As you all know, if a crystal contains a phonon of frequency [itex]\omega[/itex], it means that the Fourier decomposition of the physical vibration of that crystal lattice contains a plane wave of frequency [itex]\omega[/itex], and the more phonons of a given frequency, the bigger the amplitude of that component. Hence, the phonon is a nifty quasi-particle.

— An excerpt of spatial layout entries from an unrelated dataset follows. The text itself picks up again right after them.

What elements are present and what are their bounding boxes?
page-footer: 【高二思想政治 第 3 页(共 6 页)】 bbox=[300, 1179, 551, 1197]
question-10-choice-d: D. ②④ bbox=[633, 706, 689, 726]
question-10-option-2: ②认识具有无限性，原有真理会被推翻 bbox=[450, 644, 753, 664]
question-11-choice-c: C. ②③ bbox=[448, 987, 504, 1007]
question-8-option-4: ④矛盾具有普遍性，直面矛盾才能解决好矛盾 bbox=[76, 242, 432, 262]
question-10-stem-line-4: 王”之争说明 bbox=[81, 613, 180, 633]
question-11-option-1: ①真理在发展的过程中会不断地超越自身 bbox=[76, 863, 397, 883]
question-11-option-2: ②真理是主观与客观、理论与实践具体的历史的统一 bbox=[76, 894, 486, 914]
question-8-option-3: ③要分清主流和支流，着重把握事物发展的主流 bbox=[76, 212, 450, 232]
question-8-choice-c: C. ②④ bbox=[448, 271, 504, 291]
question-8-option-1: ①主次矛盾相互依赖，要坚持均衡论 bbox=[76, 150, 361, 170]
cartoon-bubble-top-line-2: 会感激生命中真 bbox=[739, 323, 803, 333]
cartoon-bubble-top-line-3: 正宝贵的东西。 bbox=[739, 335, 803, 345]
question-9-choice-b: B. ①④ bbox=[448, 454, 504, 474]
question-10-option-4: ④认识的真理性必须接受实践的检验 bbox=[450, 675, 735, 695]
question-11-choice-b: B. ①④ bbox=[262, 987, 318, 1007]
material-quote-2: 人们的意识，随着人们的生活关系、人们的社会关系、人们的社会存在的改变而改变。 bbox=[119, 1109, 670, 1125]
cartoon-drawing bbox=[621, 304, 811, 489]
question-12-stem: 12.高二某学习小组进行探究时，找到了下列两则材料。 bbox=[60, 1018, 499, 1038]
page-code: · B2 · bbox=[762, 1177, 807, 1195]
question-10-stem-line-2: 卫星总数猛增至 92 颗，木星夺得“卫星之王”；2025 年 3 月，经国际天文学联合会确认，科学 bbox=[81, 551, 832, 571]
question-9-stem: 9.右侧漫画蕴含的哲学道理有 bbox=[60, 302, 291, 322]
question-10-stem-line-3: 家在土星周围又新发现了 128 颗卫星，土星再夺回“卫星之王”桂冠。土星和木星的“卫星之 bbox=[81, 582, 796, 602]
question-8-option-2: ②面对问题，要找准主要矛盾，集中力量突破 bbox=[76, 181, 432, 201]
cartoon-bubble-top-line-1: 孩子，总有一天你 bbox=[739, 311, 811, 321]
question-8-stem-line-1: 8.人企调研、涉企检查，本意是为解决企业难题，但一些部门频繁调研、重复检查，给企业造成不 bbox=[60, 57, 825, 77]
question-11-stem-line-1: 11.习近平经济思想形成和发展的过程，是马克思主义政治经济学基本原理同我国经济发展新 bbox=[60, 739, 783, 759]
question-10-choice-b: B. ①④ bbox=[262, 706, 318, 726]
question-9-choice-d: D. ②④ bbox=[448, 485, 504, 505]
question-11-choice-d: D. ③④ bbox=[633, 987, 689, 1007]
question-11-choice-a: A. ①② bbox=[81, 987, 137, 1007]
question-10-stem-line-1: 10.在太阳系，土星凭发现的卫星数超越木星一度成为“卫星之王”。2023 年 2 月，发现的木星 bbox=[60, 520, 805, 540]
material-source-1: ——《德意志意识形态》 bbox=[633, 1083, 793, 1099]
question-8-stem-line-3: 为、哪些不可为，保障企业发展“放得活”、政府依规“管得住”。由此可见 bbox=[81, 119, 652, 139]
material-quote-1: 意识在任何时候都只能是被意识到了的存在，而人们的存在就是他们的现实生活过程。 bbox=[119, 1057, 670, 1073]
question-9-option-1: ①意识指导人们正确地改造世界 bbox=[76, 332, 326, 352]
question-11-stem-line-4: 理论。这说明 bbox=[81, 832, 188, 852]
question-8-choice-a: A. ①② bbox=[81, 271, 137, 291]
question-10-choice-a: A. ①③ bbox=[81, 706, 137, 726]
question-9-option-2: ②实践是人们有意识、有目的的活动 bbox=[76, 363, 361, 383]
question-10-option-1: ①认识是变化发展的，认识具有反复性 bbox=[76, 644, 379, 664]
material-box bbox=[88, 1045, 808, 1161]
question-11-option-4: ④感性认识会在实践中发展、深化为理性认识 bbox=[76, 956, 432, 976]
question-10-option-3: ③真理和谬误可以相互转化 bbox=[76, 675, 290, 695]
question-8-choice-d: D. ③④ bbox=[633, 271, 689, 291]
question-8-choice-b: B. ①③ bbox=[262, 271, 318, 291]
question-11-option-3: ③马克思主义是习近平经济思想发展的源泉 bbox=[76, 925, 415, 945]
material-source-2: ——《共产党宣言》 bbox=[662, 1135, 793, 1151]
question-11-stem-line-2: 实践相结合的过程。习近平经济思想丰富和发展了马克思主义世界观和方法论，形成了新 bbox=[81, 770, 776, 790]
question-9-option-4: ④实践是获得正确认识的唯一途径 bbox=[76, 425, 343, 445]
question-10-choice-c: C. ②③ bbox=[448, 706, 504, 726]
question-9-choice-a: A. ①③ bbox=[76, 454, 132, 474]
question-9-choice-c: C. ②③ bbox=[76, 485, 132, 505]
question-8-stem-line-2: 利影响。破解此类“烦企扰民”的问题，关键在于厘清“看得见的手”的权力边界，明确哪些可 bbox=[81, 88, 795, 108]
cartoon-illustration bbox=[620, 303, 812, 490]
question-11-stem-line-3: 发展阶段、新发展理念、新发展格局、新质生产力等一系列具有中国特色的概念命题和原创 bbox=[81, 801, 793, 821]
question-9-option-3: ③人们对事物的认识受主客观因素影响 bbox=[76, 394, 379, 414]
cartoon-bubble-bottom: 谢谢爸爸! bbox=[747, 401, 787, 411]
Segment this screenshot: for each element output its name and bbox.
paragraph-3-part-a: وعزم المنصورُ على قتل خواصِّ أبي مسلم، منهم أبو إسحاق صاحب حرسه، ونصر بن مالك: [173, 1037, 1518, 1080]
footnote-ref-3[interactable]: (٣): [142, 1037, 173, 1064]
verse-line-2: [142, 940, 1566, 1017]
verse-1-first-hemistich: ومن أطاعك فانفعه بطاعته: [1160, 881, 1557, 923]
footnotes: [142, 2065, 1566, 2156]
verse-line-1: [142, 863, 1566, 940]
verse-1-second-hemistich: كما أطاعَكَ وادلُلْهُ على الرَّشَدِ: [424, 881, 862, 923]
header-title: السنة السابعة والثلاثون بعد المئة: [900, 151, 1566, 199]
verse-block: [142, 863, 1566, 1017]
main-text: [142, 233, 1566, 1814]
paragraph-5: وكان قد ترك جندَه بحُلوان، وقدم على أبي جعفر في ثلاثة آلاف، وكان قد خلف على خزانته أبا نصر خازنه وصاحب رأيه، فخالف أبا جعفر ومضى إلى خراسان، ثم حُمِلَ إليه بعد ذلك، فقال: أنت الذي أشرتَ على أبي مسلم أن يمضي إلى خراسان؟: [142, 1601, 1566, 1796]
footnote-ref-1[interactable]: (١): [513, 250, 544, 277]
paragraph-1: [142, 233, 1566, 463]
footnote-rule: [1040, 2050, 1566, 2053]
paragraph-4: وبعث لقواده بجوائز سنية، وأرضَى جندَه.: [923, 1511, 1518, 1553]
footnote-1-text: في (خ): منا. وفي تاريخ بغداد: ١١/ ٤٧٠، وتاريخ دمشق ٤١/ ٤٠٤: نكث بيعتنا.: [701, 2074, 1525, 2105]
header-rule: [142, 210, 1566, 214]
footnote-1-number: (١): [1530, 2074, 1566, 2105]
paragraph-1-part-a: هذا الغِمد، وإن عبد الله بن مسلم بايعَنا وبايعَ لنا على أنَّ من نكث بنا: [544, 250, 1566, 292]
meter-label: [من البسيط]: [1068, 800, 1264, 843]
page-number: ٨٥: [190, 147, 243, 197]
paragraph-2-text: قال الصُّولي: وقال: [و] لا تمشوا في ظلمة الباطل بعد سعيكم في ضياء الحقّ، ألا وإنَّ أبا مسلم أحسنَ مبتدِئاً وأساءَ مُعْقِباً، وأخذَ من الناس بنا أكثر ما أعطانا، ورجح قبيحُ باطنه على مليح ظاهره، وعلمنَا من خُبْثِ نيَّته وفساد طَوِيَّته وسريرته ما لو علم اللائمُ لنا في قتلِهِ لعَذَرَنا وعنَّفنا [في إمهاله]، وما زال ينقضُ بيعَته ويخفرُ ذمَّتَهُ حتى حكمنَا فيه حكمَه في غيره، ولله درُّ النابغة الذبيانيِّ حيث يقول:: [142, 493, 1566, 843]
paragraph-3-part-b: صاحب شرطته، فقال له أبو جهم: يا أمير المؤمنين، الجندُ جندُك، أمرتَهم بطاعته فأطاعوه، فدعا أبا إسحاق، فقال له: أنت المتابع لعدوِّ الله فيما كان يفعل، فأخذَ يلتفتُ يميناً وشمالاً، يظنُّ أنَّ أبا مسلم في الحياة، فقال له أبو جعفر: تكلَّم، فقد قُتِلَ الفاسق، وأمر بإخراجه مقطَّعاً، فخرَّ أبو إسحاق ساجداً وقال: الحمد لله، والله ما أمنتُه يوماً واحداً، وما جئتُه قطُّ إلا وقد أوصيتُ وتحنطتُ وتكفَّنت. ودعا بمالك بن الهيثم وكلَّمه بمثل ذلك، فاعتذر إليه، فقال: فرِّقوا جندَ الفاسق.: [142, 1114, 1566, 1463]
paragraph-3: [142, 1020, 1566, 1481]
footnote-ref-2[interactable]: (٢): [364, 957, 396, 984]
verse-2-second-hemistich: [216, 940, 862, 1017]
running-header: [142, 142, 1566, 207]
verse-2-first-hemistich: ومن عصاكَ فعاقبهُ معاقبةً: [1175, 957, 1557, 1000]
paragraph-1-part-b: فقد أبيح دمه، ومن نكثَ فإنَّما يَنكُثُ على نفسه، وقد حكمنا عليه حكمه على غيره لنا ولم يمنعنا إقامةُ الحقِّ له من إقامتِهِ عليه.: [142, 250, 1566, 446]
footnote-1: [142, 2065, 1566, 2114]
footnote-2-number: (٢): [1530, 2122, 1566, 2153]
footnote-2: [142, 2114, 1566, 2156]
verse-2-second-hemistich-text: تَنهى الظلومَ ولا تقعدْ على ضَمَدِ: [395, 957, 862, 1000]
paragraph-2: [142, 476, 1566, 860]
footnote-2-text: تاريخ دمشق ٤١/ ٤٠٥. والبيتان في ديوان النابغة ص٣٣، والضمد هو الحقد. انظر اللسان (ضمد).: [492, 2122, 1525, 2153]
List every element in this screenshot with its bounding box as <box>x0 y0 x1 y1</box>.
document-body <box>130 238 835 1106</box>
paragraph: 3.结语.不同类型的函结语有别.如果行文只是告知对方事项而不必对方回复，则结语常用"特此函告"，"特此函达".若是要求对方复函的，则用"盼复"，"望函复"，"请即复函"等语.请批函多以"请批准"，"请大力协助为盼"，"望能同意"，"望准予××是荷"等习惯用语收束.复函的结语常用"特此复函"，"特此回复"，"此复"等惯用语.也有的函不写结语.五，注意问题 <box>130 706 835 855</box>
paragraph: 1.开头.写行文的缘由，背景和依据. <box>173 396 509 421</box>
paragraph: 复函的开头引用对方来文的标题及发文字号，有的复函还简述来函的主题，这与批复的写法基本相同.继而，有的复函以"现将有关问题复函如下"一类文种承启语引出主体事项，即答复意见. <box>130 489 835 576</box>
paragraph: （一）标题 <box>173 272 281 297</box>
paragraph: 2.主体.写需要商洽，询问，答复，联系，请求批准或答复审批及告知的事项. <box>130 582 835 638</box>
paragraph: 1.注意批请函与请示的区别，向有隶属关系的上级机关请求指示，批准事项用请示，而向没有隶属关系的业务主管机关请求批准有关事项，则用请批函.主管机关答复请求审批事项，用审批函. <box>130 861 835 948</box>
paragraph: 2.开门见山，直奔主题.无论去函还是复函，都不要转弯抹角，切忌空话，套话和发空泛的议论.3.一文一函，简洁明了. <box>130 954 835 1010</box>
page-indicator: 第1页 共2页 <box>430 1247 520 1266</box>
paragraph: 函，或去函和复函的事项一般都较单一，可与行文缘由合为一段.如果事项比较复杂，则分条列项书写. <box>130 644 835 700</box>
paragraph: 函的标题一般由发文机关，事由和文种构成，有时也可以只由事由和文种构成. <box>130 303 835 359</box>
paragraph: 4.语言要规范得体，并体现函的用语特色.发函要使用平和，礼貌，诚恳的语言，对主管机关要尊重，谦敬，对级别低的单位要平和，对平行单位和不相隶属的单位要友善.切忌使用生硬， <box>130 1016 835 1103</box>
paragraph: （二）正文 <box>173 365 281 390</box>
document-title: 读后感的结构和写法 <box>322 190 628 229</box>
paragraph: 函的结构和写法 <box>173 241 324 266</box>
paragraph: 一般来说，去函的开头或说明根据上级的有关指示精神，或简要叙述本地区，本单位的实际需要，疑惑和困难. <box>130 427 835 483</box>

But it also seems obvious that the phonon cannot be localized. What would the position of a phonon mean, after all? If a phonon is an indication of the presence of a plane wave (of a certain frequency), then since plane waves are not localized, one cannot sensibly associate a place to the phonon. Sure, a lot of plane waves may make a localized

*wave*, but that's hardly relevant: it's not as if one associates one phonon to that localized wave; no, that localized wave is rather a whole bunch of delocalized phonons, exactly like a localized wave is a whole bunch of delocalized plane waves. (I'm saying this to show that it's not at all analogous to for example a psi-plane wave of an electron: in that case the electron is also not localized, but if we have localized wave packet, we can speak about the position of the electron; this reasoning is obviously

**ir**relevant for phonons.)

But I'm reading Kittel and where it talks about thermal conduction (p121, chapter 5, edition 8), it first mentions a formula of kinetic gas theory (a formula for the thermal conductivity [itex]K=\frac{1}{3}C v l[/itex] with C the heat capacity of the gas, v the average particle velocity and l the mean free path of a particle between collisions). And he then, without justification, applies this formula to phonons. This of course implies that he views phonons as localized particles, using a kind of kinetic theory of phonons. How can this make

*any*sense, in the light of what I said above?